720x240 is a standard trick to use when you can't get your video chipset's pclock low enough to handle 15KHz CGA modes. 320x240 forces your pixel clock (sometimes called "dot clock") down to 5-6MHz, which some drivers won't allow. You can often hack around this with open source video drivers (this is how tools like AdvancedMAME via Linux XWindows drivers used to work if you didn't use SVGALib, and I think it's how GroovyMAME/GroovyArcade works via patches that simply change this arbitrary value, unless I'm completely wrong). If you're stick with a pixel clock of 10-12MHz as a bare minimum, then 720x240 us your only option for 240p.

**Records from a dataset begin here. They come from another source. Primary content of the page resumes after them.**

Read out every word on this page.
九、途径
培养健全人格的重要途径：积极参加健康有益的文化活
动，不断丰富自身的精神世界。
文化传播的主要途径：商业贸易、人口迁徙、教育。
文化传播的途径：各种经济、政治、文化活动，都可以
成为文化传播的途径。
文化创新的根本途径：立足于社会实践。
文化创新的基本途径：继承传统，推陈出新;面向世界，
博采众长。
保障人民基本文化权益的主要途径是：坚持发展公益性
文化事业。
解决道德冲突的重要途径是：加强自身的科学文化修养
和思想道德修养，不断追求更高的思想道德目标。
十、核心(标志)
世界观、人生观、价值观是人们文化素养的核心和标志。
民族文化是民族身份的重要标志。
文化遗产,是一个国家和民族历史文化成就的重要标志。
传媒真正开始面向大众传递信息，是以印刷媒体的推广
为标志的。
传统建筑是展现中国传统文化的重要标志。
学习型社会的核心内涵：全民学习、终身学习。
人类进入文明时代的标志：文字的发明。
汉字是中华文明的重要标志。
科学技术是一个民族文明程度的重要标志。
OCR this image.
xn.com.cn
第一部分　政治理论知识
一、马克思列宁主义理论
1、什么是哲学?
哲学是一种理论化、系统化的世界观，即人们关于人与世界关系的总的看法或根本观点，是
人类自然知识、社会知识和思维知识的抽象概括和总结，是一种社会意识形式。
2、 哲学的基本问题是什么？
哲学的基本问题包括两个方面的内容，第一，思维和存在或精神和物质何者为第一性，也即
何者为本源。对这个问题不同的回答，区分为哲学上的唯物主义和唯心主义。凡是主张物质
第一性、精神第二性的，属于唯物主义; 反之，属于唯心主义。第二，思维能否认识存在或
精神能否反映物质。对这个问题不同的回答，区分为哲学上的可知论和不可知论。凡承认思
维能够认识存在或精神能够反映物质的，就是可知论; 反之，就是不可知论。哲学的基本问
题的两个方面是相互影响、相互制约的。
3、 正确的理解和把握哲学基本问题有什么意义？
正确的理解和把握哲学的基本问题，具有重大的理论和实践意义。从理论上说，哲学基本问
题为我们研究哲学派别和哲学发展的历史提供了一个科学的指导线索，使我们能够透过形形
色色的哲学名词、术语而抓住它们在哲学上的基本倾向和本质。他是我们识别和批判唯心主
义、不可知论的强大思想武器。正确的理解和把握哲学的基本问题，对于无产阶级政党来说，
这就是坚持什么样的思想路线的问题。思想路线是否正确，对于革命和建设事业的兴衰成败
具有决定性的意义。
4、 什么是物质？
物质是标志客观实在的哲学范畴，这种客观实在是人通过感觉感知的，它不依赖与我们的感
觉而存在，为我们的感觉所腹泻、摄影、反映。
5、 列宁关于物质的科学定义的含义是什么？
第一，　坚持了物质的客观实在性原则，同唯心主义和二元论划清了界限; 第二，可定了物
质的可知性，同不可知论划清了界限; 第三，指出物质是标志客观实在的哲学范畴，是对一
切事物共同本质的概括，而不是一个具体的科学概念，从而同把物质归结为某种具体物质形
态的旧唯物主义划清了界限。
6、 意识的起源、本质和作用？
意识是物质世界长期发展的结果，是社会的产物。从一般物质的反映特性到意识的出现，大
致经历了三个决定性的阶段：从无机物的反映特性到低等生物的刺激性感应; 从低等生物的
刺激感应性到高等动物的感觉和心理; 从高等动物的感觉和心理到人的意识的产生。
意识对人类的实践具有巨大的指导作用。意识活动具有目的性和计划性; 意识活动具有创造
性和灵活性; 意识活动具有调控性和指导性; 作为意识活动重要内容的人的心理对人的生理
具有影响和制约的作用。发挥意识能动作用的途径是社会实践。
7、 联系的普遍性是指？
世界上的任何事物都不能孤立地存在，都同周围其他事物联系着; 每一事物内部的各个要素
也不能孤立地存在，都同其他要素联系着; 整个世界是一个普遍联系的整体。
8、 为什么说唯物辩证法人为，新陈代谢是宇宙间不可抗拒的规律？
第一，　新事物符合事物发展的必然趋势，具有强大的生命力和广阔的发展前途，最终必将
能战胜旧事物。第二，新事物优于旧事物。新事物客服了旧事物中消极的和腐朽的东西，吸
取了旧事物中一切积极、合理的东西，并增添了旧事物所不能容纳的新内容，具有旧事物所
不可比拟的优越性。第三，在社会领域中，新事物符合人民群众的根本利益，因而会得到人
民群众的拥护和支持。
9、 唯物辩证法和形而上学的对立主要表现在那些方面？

Your CRT generally won't know the difference (horizontal "resolution" is meaningless to a CRT) and you can use various scale modes in MAME to work around the odd resolution. If you dig way back in the archives on this forum, you'll find some discussion about it. Ditto in the readme for tools like lrmc (Low Resolution Modeline Calculator).
With that said, following a few links on the RPi forums lead me here:
https://www.raspberrypi.org/forums/viewtopic.php?f=29&t=24679Talk of "CVT" modes is very interesting. I *still* haven't wired up my Gert VGA 666 adaptor yet, but it's on a list of things to try. Getting it working with a proper 15KHz modeline is high on my list of wants.
Also, getting progressive scan modes out of the RPi's composite TV Out would be amazing. But I fear that falls under the same "vendor binary driver limitation" nonsense.